If you’re at the point to where you’ve decided you need Forex signals, it’s time to determine whether you’re interested in trading with manual or automated Forex signals.
Both automated and manual Forex signals have their own advantages and disadvantages.
Your own personal preference will come down to your account size, investment style, and the amount of trading experience you have.
Automated Signals Pros and Cons
One of the main benefits of automated trading signals is that they allow you to profit without doing much of anything.
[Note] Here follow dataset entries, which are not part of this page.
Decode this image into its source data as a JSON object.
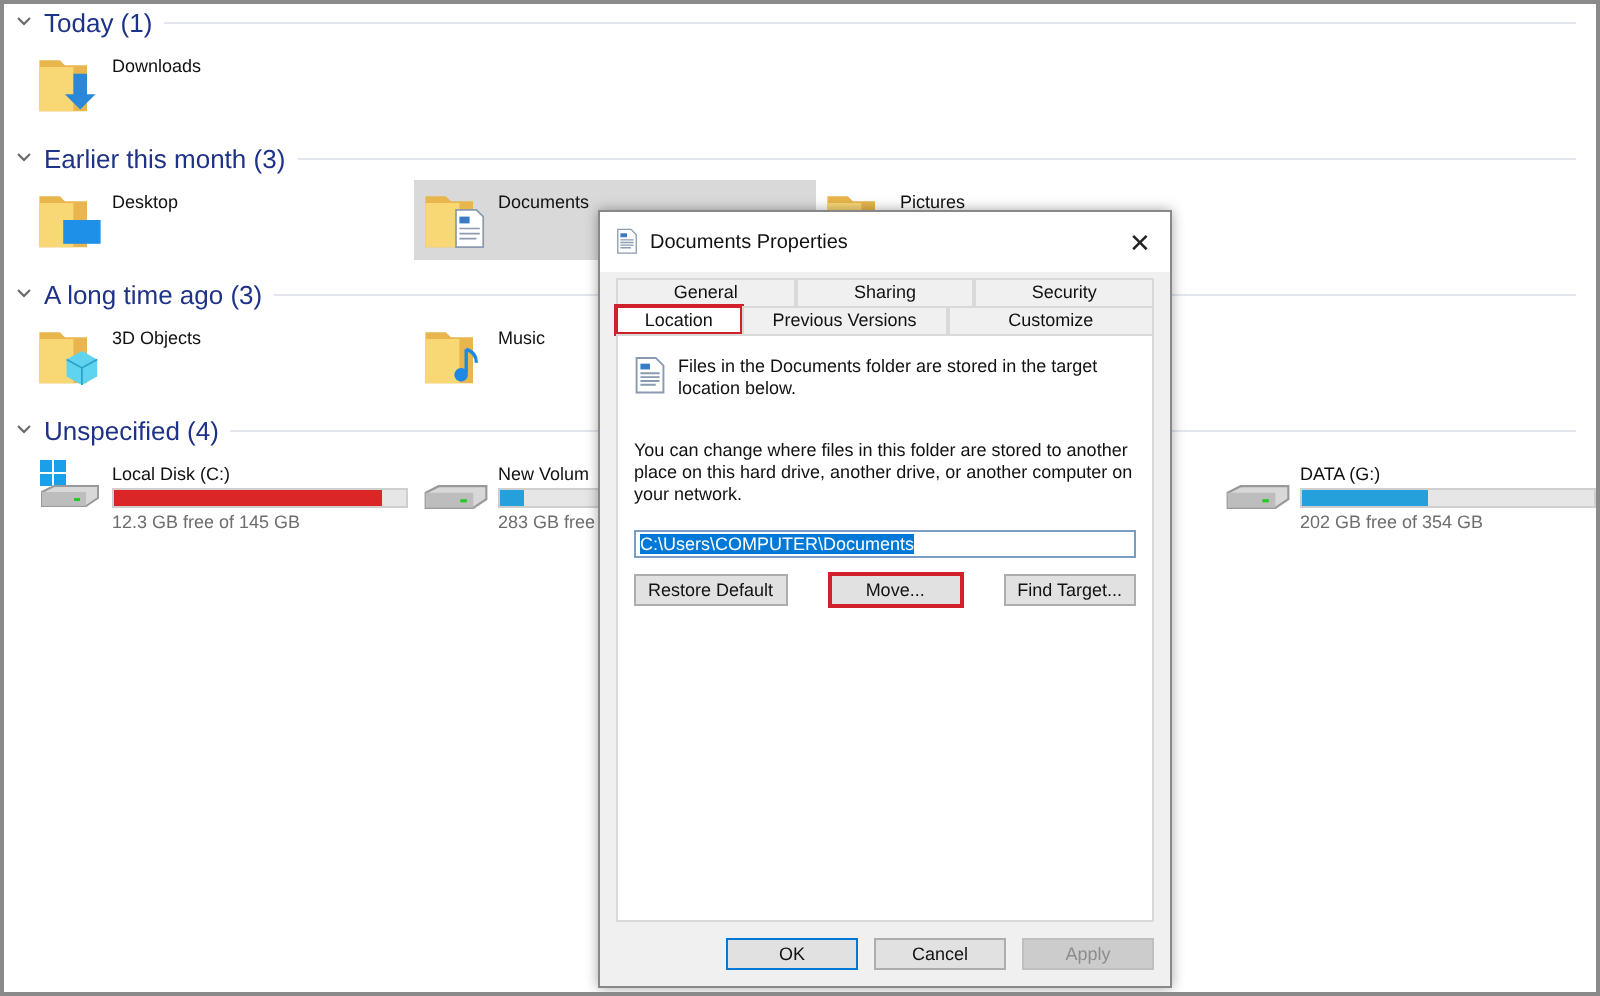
{
  "groups": [
    {
      "title": "Today (1)",
      "items": [
        {
          "kind": "downloads",
          "label": "Downloads",
          "selected": false
        }
      ]
    },
    {
      "title": "Earlier this month (3)",
      "items": [
        {
          "kind": "desktop",
          "label": "Desktop",
          "selected": false
        },
        {
          "kind": "documents",
          "label": "Documents",
          "selected": true
        },
        {
          "kind": "pictures",
          "label": "Pictures",
          "selected": false
        }
      ]
    },
    {
      "title": "A long time ago (3)",
      "items": [
        {
          "kind": "objects",
          "label": "3D Objects",
          "selected": false
        },
        {
          "kind": "music",
          "label": "Music",
          "selected": false
        }
      ]
    },
    {
      "title": "Unspecified (4)",
      "items": [
        {
          "kind": "systemdrive",
          "label": "Local Disk (C:)",
          "level": 0.92,
          "low": true,
          "free": "12.3 GB free of 145 GB"
        },
        {
          "kind": "drive",
          "label": "New Volum",
          "level": 0.08,
          "low": false,
          "free": "283 GB free"
        },
        {
          "kind": "empty"
        },
        {
          "kind": "drive",
          "label": "DATA (G:)",
          "level": 0.43,
          "low": false,
          "free": "202 GB free of 354 GB"
        }
      ]
    }
  ],
  "dialog": {
    "title": "Documents Properties",
    "close": "✕",
    "tab_rows": [
      [
        {
          "label": "General",
          "selected": false,
          "highlighted": false
        },
        {
          "label": "Sharing",
          "selected": false,
          "highlighted": false
        },
        {
          "label": "Security",
          "selected": false,
          "highlighted": false
        }
      ],
      [
        {
          "label": "Location",
          "selected": true,
          "highlighted": true
        },
        {
          "label": "Previous Versions",
          "selected": false,
          "highlighted": false
        },
        {
          "label": "Customize",
          "selected": false,
          "highlighted": false
        }
      ]
    ],
    "intro": "Files in the Documents folder are stored in the target location below.",
    "explanation": "You can change where files in this folder are stored to another place on this hard drive, another drive, or another computer on your network.",
    "path": "C:\\Users\\COMPUTER\\Documents",
    "actions": [
      {
        "label": "Restore Default",
        "highlighted": false
      },
      {
        "label": "Move...",
        "highlighted": true
      },
      {
        "label": "Find Target...",
        "highlighted": false
      }
    ],
    "buttons": [
      {
        "label": "OK",
        "default": true,
        "disabled": false
      },
      {
        "label": "Cancel",
        "default": false,
        "disabled": false
      },
      {
        "label": "Apply",
        "default": false,
        "disabled": true
      }
    ]
  }
}
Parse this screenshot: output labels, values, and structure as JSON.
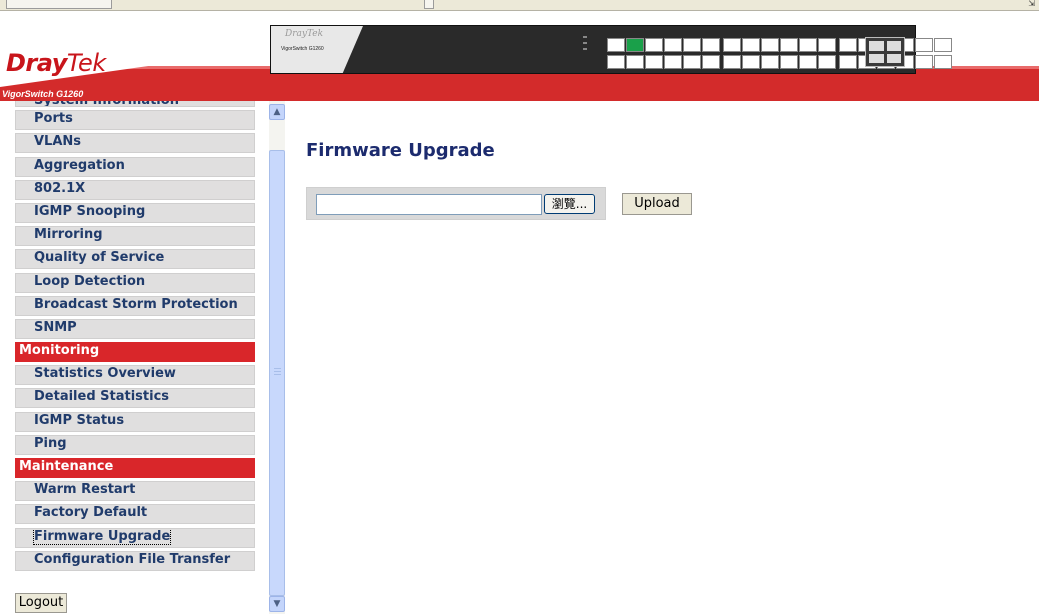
{
  "header": {
    "logo_prefix": "Dray",
    "logo_suffix": "Tek",
    "model_label": "VigorSwitch G1260",
    "device_brand": "DrayTek",
    "device_name": "VigorSwitch G1260"
  },
  "sidebar": {
    "items": [
      {
        "label": "System Information",
        "type": "item"
      },
      {
        "label": "Ports",
        "type": "item"
      },
      {
        "label": "VLANs",
        "type": "item"
      },
      {
        "label": "Aggregation",
        "type": "item"
      },
      {
        "label": "802.1X",
        "type": "item"
      },
      {
        "label": "IGMP Snooping",
        "type": "item"
      },
      {
        "label": "Mirroring",
        "type": "item"
      },
      {
        "label": "Quality of Service",
        "type": "item"
      },
      {
        "label": "Loop Detection",
        "type": "item"
      },
      {
        "label": "Broadcast Storm Protection",
        "type": "item"
      },
      {
        "label": "SNMP",
        "type": "item"
      },
      {
        "label": "Monitoring",
        "type": "section"
      },
      {
        "label": "Statistics Overview",
        "type": "item"
      },
      {
        "label": "Detailed Statistics",
        "type": "item"
      },
      {
        "label": "IGMP Status",
        "type": "item"
      },
      {
        "label": "Ping",
        "type": "item"
      },
      {
        "label": "Maintenance",
        "type": "section"
      },
      {
        "label": "Warm Restart",
        "type": "item"
      },
      {
        "label": "Factory Default",
        "type": "item"
      },
      {
        "label": "Firmware Upgrade",
        "type": "item",
        "current": true
      },
      {
        "label": "Configuration File Transfer",
        "type": "item"
      }
    ],
    "logout_label": "Logout"
  },
  "main": {
    "title": "Firmware Upgrade",
    "file_value": "",
    "browse_label": "瀏覽...",
    "upload_label": "Upload"
  },
  "colors": {
    "brand_red": "#d32b2b",
    "title_navy": "#1c2b6e",
    "menu_text": "#203b6b",
    "menu_bg": "#e0dfdf"
  }
}
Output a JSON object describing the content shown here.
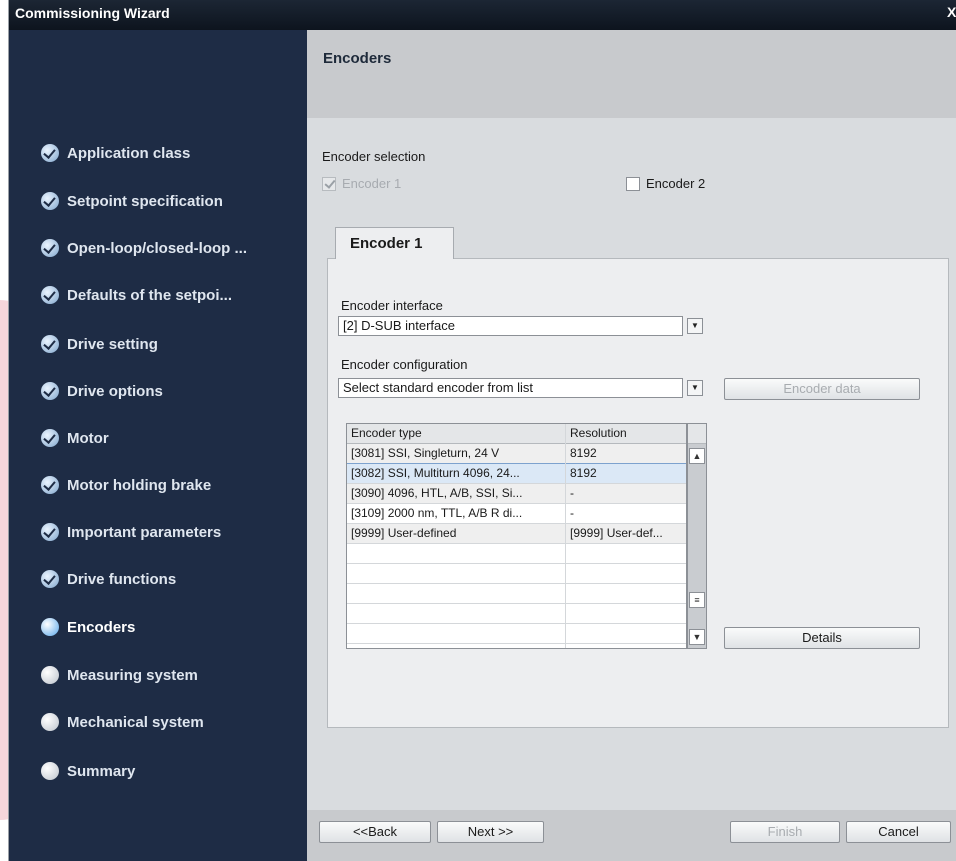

Automated signals allow traders to be free of the emotions that come with manually placing trades, and it allows anyone with a busy work and social schedule to make money while they sleep.
Also, automated signals eliminate the potential of missing out on profitable opportunities, with manual signals you have to deal with the latency issue of the signal service spotting the trade opportunity, sending it to your email or phone number, and then you have to place the trade manually.
Automated signal services sync to your own trading platform, such as MT4, or you must go through an outside third-party service. Signals are generated either by a real trader or by software, or robot.
If automated trading systems made every trader who used them a millionaire, then we’d all be walking around as millionaires. To put it bluntly, robot systems do not tend to do a consistently good job of predicting an asset’s future value.
Robots lack the knowledge, experience, and gut instinct that humans have.
There’s also the issue that most traders who utilize automated signal service inevitably come across, which is that while the system might work one week, month, or year under a certain set of market conditions, unless it is continuously optimized to align with current conditions, it will eventually fail.
Manual Signals Pros and Cons
Manual trading signals differ in that they require a human to enter the trade details into their platform.
To do this, the trader must be available with an internet connection during this time, which for most services tends to be during the morning.
Manual signals are beneficial in that they allow traders to actively control their own money.
You control what trades you consider to have a high probability of success and which trade ideas are a risk. Manual signals can also serve as a learning experience.
The downside to using manual Forex trading signals lies in our compulsiveness to invest emotionally.
This can lead to over trading, exiting out of winning trades early, magnifying losses, and even a margin call.
Timing is the other problem manual signal traders face. Mentioned above, with manual signals you have to receive the signal, open your trading platform, and place the trade.
There can be anywhere from a few minutes to a few hours from the time the trade idea is generated and sent out to subscribers to the time the trade is actually placed. This can result in lost trading opportunities.